PUBLISHED: 10:49 15 October 2008 | UPDATED: 21:31 05 July 2010

DRUNKEN louts who cause trouble on the streets of Lowestoft could be hit in the pocket after a police chief revealed plans to increase the use of £80 on-the-spot fines.

DRUNKEN louts who cause trouble on the streets of Lowestoft could be hit in the pocket after a police chief revealed plans to increase the use of £80 on-the-spot fines.

Det Insp Darrel Skuse spoke of his determination to crack down on alcohol-related violence after noticing a rise in the number of incidents in the seaside town.

While serious offenders will still face action through the courts, officers on the beat will be looking to deal with trouble at an earlier stage before it escalates.

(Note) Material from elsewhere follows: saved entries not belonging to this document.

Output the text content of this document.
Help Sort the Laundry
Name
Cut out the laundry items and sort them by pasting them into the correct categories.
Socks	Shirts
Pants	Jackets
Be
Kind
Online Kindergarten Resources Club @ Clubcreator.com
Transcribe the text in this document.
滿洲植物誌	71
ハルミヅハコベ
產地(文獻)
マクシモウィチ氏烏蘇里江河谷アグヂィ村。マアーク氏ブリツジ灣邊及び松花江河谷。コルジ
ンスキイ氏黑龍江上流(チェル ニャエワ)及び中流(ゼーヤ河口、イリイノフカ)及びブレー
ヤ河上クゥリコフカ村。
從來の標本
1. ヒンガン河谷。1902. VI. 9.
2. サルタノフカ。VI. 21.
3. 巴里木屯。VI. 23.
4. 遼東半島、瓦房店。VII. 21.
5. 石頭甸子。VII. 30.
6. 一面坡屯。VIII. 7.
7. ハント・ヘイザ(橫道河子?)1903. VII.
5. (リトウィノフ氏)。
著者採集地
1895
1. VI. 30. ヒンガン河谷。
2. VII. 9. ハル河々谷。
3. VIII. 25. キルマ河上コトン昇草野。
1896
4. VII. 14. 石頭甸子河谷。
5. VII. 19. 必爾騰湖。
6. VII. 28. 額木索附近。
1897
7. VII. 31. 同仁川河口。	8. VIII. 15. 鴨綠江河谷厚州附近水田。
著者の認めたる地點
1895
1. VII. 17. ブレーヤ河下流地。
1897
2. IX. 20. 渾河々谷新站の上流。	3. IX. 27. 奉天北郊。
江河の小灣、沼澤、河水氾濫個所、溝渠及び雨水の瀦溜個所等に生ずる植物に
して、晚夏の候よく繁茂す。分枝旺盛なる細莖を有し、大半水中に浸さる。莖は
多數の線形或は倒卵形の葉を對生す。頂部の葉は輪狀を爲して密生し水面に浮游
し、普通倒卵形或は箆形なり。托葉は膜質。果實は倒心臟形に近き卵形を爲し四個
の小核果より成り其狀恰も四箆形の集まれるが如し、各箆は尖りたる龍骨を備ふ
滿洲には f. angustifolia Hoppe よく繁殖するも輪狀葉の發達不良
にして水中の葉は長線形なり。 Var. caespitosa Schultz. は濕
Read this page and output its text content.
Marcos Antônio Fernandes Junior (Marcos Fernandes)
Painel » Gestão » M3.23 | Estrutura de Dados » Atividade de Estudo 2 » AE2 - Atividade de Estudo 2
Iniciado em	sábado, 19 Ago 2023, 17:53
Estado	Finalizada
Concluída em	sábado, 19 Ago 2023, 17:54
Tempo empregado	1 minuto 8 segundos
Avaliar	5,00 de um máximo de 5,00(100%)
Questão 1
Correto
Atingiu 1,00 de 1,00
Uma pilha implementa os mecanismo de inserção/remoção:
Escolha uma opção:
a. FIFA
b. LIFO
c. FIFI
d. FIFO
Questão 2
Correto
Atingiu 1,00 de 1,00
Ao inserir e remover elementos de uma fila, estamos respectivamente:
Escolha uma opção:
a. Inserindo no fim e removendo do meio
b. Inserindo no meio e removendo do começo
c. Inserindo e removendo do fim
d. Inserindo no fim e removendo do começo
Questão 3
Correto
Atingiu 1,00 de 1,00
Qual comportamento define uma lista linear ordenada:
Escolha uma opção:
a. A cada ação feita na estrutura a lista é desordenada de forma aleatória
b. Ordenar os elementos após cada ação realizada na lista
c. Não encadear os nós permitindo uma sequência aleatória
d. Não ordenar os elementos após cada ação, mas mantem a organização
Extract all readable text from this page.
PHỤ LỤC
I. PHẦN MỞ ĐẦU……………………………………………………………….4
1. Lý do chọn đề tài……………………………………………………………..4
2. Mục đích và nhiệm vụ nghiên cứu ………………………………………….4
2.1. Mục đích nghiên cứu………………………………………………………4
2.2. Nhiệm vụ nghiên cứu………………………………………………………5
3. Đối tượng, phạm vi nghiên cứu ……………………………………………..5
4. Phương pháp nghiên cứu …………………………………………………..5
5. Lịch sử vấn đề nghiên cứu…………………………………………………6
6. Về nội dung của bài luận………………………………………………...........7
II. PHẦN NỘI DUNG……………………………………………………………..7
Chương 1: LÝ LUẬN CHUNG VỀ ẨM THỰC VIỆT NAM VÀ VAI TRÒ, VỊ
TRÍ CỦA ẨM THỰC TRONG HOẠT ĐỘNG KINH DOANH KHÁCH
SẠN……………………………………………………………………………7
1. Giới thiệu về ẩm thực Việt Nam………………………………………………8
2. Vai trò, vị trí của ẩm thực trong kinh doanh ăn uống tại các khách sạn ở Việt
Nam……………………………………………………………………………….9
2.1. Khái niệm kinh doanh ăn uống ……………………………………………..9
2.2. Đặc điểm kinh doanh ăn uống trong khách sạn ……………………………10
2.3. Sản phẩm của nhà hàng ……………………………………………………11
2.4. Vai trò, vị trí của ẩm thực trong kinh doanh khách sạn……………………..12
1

Det Insp Skuse said: “What we are saying to people is if you become disorderly it could cost you £80. We will use the fines where appropriate. They are useful at an early stage of disorder to make people think about their behaviour.”

Latest figures for Suffolk police's eastern sector, which includes Lowestoft, show that during the week beginning September 29 there were 108 incidents of violent behaviour, which was up from 82 cases in the week from September 15.

Det Insp Skuse, who has noticed an increase in Lowestoft, added: "There has been a little bit of a spike (in the figures) and we don't want it to escalate. It is about dealing with what is happening in the best possible way."

A number of initiatives are also being planned in the run-up to the busy Christmas period and while specific details have yet to be released, measures such as the use of a portable scanning device to detect if people are carrying knives are likely to be included.

In neighbouring Norfolk, Chief Constable Ian McPherson has made on-the-spot fines a key part of his bid to stamp out crimes such as disorderly behaviour and to show officers are taking a tough stance.

However on Monday, Norfolk magistrates said they had worries about the increasing use of fines and feared a new generation of criminals would be overlooked by not being taken to court.

The battle to reduce alcohol-related crime in Lowestoft is also set to see the introduction of new Designated Public Place Orders around the seafront, town centre and Oulton Broad areas.

These would give the police powers to ban troublemakers from drinking in public places and confiscate the alcohol of anyone who continues to drink after being told to stop.

Det Insp Skuse also urged anybody who witnessed drunken behaviour to alert police and co-operate by providing any information to officers.